Compte tenu de l’espace restreint et des risques encourus, les deux familles n’eurent d’autre choix que d’arriver à une entente cordiale respectant les priorités de chacune. L’entraide en cuisine, l’horaire du coucher dans la chambre commune et celui de l’utilisation de la machine à coudre, les courses et autres petits services, se réglèrent à l’amiable sans trop de peine. Margit Horvath et son mari Laci, doux pacifistes horrifiés par cette guerre, trouvèrent quelque réconfort dans l’instinct de survie manifesté par leurs colocataires. On ne voyait les voisins que la nuit dans la cave durant les alertes. L’organisation mise en place par Ilona tenait le coup et la production n’en fut pas trop affectée. Pour sa part, Béla trouva place dans l’immeuble des couturières arméniennes, une pièce utilisée comme débarras que la concierge, motivée par un bon pourboire, se chargea de remettre en état. Les garçons continuèrent leurs études aux mêmes établissements scolaires, le cadet à l’école primaire et les deux aînés au collège, où le directeur assura qu’ils y seraient en sécurité. Principale différence, il leur fallait prendre le métro alors qu’avant ils s’y rendaient à pied. Le matin ils partaient tous ensemble, alors qu’en fin d’après-midi Michel rentrait le plus souvent seul au grand désespoir d’Ilona morte d’inquiétude.

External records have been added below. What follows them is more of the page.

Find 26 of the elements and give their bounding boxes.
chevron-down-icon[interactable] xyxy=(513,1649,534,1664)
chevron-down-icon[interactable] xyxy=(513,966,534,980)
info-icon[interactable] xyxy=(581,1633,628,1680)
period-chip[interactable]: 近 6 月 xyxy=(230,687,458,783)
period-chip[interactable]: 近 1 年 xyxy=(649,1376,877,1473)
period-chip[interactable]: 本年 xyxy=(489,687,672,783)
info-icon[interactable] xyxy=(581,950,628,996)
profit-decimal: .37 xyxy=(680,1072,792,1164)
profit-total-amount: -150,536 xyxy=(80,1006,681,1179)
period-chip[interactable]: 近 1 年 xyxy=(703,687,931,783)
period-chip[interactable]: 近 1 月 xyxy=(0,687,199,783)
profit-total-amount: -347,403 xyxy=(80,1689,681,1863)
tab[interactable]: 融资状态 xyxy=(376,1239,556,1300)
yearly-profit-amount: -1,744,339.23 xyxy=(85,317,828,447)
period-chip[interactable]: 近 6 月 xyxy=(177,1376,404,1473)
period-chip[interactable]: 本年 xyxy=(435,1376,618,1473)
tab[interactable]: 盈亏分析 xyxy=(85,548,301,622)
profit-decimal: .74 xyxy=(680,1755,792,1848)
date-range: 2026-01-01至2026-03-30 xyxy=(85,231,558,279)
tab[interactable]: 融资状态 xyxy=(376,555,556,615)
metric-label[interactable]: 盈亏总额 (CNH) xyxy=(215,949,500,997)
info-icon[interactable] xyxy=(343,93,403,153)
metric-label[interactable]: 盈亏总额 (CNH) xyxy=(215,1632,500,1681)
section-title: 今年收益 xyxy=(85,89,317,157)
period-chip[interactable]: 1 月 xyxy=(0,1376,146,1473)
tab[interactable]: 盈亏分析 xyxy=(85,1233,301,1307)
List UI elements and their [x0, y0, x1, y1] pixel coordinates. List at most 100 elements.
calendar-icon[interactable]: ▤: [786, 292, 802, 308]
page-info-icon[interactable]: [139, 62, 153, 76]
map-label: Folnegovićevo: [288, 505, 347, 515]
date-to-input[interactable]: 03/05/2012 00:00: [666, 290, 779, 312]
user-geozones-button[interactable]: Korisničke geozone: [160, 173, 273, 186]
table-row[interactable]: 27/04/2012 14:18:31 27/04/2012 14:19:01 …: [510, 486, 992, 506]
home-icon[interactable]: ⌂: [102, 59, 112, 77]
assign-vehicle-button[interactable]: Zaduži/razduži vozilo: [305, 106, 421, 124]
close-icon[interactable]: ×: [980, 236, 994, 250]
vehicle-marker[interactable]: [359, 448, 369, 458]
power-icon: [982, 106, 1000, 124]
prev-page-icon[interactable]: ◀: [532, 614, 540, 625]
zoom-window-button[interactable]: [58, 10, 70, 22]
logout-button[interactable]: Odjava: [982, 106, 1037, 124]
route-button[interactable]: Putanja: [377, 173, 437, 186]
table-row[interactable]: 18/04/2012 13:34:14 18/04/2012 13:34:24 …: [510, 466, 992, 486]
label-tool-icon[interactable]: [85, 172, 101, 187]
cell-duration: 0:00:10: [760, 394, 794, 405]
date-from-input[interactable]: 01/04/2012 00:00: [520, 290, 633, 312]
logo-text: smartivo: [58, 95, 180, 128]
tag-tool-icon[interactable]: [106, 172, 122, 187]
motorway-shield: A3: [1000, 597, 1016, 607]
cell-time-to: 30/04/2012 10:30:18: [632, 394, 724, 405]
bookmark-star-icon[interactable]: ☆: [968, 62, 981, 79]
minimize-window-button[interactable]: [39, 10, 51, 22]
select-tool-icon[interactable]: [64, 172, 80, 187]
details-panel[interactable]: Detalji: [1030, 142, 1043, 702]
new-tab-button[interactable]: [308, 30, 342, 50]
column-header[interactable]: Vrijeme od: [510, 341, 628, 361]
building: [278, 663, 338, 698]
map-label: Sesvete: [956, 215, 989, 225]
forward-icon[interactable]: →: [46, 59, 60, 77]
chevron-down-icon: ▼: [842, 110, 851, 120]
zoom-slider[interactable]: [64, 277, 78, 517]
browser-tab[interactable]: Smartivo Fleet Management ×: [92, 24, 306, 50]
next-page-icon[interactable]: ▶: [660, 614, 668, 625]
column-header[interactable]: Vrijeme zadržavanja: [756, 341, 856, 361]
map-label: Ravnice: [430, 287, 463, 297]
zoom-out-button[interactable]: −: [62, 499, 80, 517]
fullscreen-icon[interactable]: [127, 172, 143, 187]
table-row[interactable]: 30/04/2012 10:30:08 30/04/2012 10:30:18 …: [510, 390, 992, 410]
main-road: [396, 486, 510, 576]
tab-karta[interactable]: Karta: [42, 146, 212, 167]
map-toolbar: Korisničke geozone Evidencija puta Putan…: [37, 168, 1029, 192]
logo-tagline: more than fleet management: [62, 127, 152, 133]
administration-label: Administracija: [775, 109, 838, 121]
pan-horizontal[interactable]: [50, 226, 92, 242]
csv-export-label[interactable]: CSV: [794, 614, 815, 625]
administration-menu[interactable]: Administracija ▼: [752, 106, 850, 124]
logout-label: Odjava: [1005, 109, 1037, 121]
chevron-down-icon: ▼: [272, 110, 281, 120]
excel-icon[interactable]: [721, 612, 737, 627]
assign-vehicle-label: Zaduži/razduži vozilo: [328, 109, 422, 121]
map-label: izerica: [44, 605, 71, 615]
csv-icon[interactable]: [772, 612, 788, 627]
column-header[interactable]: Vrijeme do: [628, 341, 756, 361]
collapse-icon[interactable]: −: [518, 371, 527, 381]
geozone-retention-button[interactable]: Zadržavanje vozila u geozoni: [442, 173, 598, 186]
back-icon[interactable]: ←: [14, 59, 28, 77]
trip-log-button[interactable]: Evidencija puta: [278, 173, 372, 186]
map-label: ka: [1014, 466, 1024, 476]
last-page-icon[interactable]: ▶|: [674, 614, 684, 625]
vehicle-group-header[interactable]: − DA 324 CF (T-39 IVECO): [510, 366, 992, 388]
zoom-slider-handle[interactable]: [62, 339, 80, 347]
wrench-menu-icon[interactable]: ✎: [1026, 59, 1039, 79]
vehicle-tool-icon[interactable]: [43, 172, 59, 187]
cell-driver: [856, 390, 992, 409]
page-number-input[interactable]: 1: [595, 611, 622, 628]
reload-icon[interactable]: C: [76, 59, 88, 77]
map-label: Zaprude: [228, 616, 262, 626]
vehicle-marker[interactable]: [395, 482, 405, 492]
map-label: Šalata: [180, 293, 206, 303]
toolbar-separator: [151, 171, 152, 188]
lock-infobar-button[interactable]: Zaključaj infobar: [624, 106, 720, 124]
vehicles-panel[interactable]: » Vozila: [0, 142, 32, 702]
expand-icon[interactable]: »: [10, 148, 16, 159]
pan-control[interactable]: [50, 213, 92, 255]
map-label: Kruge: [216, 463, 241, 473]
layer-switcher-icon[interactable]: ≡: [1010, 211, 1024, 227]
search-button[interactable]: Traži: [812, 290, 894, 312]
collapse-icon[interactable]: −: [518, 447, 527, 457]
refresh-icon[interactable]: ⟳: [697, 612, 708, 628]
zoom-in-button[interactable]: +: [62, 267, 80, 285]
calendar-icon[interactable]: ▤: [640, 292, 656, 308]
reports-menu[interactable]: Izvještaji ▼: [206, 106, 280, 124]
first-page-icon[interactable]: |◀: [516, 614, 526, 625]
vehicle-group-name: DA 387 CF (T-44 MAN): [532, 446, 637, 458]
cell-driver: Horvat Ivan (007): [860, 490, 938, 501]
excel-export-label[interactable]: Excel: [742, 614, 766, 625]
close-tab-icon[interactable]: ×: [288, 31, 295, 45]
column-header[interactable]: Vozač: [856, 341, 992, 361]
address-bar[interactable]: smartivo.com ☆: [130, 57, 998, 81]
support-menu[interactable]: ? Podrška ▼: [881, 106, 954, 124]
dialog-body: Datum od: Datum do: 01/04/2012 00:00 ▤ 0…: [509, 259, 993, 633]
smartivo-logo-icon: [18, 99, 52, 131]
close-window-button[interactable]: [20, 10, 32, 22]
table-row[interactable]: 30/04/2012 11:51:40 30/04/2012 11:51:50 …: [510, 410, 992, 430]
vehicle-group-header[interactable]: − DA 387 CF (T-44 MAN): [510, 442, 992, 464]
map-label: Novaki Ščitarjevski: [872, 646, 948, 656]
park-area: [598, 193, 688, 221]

Autre contrainte imposée par l’usage aléatoire de la table de la salle à manger, on permettait à Jean et Alain de rester au collège après les heures de cours lorsque la charge de devoirs pour le lendemain était trop lourde. Encore fallait-il procéder discrètement et sortir de leur classe avec les autres élèves, afin de ne pas attirer l’attention. Même attitude à l’extérieur, rapidement céder sa place assise aux adultes dans le métro, traverser les rues aux passages cloutés, éviter de se chamailler avec les copains et, surtout, ne rien leur mentionner au sujet du déménagement

***

Avant leur arrestation, cela avait été plutôt calme pour les trois sœurs de Béla sur la petite rue du très parisien quartier Ménilmontant, où elles se croyaient en relative sécurité. En effet, bon nombre des Juifs du XXe arrondissement habitaient plutôt Belleville, le quartier voisin qu’elles ne fréquentaient pas. Mais l’illusoire frontière entre les deux ne les protégea nullement des griffes du vorace Commissariat général aux questions juives et de la police parisienne. Quant au quartier du Sentier, où les Kertész vivaient jusqu’en ce fatidique mois de novembre 1943, on y avait vécu dans un calme factice. L’unique coup dur local, l’arrestation avec sa famille d’un camarade de classe d’Alain, provoquée par la stupidité du frère aîné surpris un soir par la police dans un dancing. Contrevenant ainsi au couvre-feu imposé aux Juifs, ce cas ne fut considéré que comme un avertissement à ceux qui enfreignent les règles. Pas vraiment annonciateur de rafles massives…

***

En 1985, pour le quarantième anniversaire du retour des survivants de la Shoah et autres prisonniers et travailleurs réquisitionnés, on apposera une plaque sur la façade de l’hôtel Lutétia à Paris :

« D’avril à août 1945, dans cet hôtel alors transformé en centre d’accueil, fut reçue une grande partie des rescapés des camps de concentration nazis, heureux de retrouver la liberté et les êtres chers auxquels ils avaient été arrachés. Leur joie ne pouvait effacer l’angoisse et la peine des familles de milliers de disparus qui attendirent vainement les leurs en ces lieux. »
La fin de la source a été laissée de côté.